Let's say an expert says X, because Y. Then Y turns out to be false. How much should we update our beliefs about X?
Obviously the answer has to be some. There is a conservation of expected probability argument here, and the reasoning being true certainly has to count into a prediction's favor. It's useful information. But maybe we shouldn't update a huge amount – the expert could be correct about the prediction, be making it for ten reasons, and simply be wrong about which is the most persuasive line of reasoning. This happens a lot, and we should expect that, in communication between experts and the public, and even between experts, that whatever wisdom they have is embedded into that prediction.
That being said, if you're understanding of the reasoning is so bad you'd use a line of logic that turns out to be false, it's possible you believe these statements for the wrong reasons. And that means we should, at the margin, ignore the prediction – it has less information, because it's closer to noise, or perhaps even the consequences of bias or external malicious actions trying to confuse them.
At the end of the day, if someone predicts X, because Y, and we learn Y is false in short order, we should be extremely skeptical of their predictions about X.
With all that in mind, Robert Miles makes the argument that we ought to make sure to get good at making sure computers do what we want, as they get more capable in June of 2015. In September of 2015, Sean Holden responds and says the default outcome is that even extremely complex systems will do what we want, and we shouldn't be concerned because the game of Go hasn't even been meaningfully challenged, so we aren't making computer systems that can engage in more generic problem solving any time soon, and even Moore's law won't help, so even decades of advancement would be a drop in the bucket. (Robert Miles then clarifies that he thinks the safety engineering is worth doing even if it'll take a long time to be useful).
One month after Holden's statements are published, AlphaGo beats the European Go Champion 5-0, and 5 months after that no human can meaningfully challenge state of the art Go programs. In a year and a half after that the system is generalized to other games and doesn't even borrow a single wisp of human wisdom about these games. It was a two year horizon, where thousands of years of competition and wisdom had any use at all, even in the abstract, and the modern version of the system beats all previous versions without even knowing the rules of the game. Sean Holden said no one was even scratching the surface of playing games where they have to figure out the rules – two years later the optimal systems throw that information in the garbage can because they're so sophisticated they don't need to be told the rules. He says, what about poker – but that's been solved too. Literally every single statement he made about AI capabilities has been demonstrated to be wrong pretty quickly after he said it.
It seems fair to say: Sean Holden is not a superforecaster.
But, if that means we must update to consider his original conclusion (that computers will somehow suddenly start doing precisely what we want when we make them answer even more open-ended questions), by how much should we update?

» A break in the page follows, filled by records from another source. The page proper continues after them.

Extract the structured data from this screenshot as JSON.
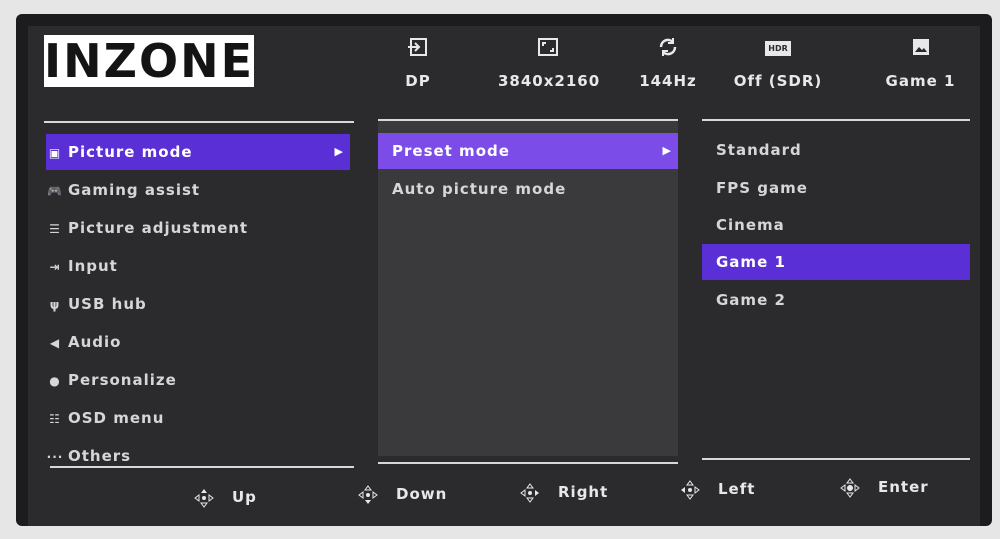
{
  "brand": "INZONE",
  "status": [
    {
      "icon": "input-icon",
      "value": "DP"
    },
    {
      "icon": "resolution-icon",
      "value": "3840x2160"
    },
    {
      "icon": "refresh-rate-icon",
      "value": "144Hz"
    },
    {
      "icon": "hdr-icon",
      "value": "Off (SDR)",
      "icon_text": "HDR"
    },
    {
      "icon": "picture-icon",
      "value": "Game 1"
    }
  ],
  "main_menu": [
    {
      "icon": "picture-icon",
      "glyph": "▣",
      "label": "Picture mode",
      "selected": true
    },
    {
      "icon": "gamepad-icon",
      "glyph": "🎮",
      "label": "Gaming assist"
    },
    {
      "icon": "sliders-icon",
      "glyph": "☰",
      "label": "Picture adjustment"
    },
    {
      "icon": "input-icon",
      "glyph": "⇥",
      "label": "Input"
    },
    {
      "icon": "usb-icon",
      "glyph": "ψ",
      "label": "USB hub"
    },
    {
      "icon": "speaker-icon",
      "glyph": "◀",
      "label": "Audio"
    },
    {
      "icon": "person-icon",
      "glyph": "●",
      "label": "Personalize"
    },
    {
      "icon": "list-icon",
      "glyph": "☷",
      "label": "OSD menu"
    },
    {
      "icon": "more-icon",
      "glyph": "···",
      "label": "Others"
    }
  ],
  "sub_menu": [
    {
      "label": "Preset mode",
      "selected": true
    },
    {
      "label": "Auto picture mode"
    }
  ],
  "options": [
    {
      "label": "Standard"
    },
    {
      "label": "FPS game"
    },
    {
      "label": "Cinema"
    },
    {
      "label": "Game 1",
      "selected": true
    },
    {
      "label": "Game 2"
    }
  ],
  "nav": [
    {
      "icon": "dpad-up-icon",
      "label": "Up"
    },
    {
      "icon": "dpad-down-icon",
      "label": "Down"
    },
    {
      "icon": "dpad-right-icon",
      "label": "Right"
    },
    {
      "icon": "dpad-left-icon",
      "label": "Left"
    },
    {
      "icon": "dpad-center-icon",
      "label": "Enter"
    }
  ],
  "colors": {
    "accent": "#5b2fd6",
    "accent_light": "#7c4ce9",
    "panel": "#2b2b2e"
  }
}
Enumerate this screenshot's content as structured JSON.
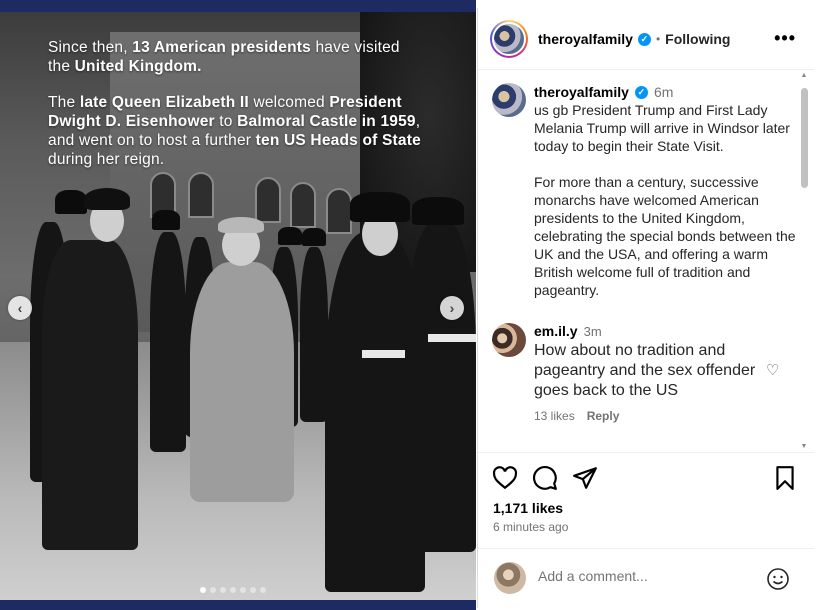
{
  "post": {
    "overlay_lines": [
      [
        {
          "t": "Since then, ",
          "b": false
        },
        {
          "t": "13 American presidents",
          "b": true
        },
        {
          "t": " have visited",
          "b": false
        }
      ],
      [
        {
          "t": "the ",
          "b": false
        },
        {
          "t": "United Kingdom.",
          "b": true
        }
      ],
      [
        {
          "t": "",
          "b": false
        }
      ],
      [
        {
          "t": "The ",
          "b": false
        },
        {
          "t": "late Queen Elizabeth II",
          "b": true
        },
        {
          "t": " welcomed ",
          "b": false
        },
        {
          "t": "President",
          "b": true
        }
      ],
      [
        {
          "t": "Dwight D. Eisenhower",
          "b": true
        },
        {
          "t": " to ",
          "b": false
        },
        {
          "t": "Balmoral Castle in 1959",
          "b": true
        },
        {
          "t": ",",
          "b": false
        }
      ],
      [
        {
          "t": "and went on to host a further ",
          "b": false
        },
        {
          "t": "ten US Heads of State",
          "b": true
        }
      ],
      [
        {
          "t": "during her reign.",
          "b": false
        }
      ]
    ],
    "carousel": {
      "count": 7,
      "active_index": 0
    }
  },
  "header": {
    "username": "theroyalfamily",
    "separator": "•",
    "follow_state": "Following",
    "more_icon": "more-horizontal-icon"
  },
  "caption": {
    "username": "theroyalfamily",
    "time": "6m",
    "paragraph1": "us gb President Trump and First Lady Melania Trump will arrive in Windsor later today to begin their State Visit.",
    "paragraph2": "For more than a century, successive monarchs have welcomed American presidents to the United Kingdom, celebrating the special bonds between the UK and the USA, and offering a warm British welcome full of tradition and pageantry."
  },
  "comment": {
    "username": "em.il.y",
    "time": "3m",
    "text": "How about no tradition and pageantry and the sex offender goes back to the US",
    "likes": "13 likes",
    "reply": "Reply"
  },
  "actions": {
    "likes": "1,171 likes",
    "posted": "6 minutes ago"
  },
  "add_comment": {
    "placeholder": "Add a comment..."
  },
  "colors": {
    "frame_blue": "#1e2b63",
    "verified_blue": "#0095f6",
    "muted_text": "#737373"
  }
}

Probably a lot. I wasn't able to find contact information for him, but I think he'd say he's changed his mind. The idea that, given even less time to build safety features or general control mechanisms, we'd do better, seems odd. And his initial claim is should be unlikely. Our priors should say that, as software has gotten more complex up until now it's introduced a great deal of strange and hard to track down bugs, so it will in the future. And even current machine learning techniques are already so hard for humans to understand it would probably be better to start over with a different paradigm. And it turns out high quality answers to open-ended questions are routinely extremely sensitive to even minor errors or meta-errors in our ability to describe what we want.
I think we should take this engineering task seriously. We've already got machine learning systems influential enough that we ought to care what they do, and I don't see that going away as the state of the art gets more general and more powerful, do you?
We should be taking this deadly seriously. People are impressed by this technology, but given the predictions their absence produced, we ought to be terrified. And by terrified I mean, deeply engaging in the technical work, of course. Anything else would be a failure to update correctly on the evidence those expert predictions provided.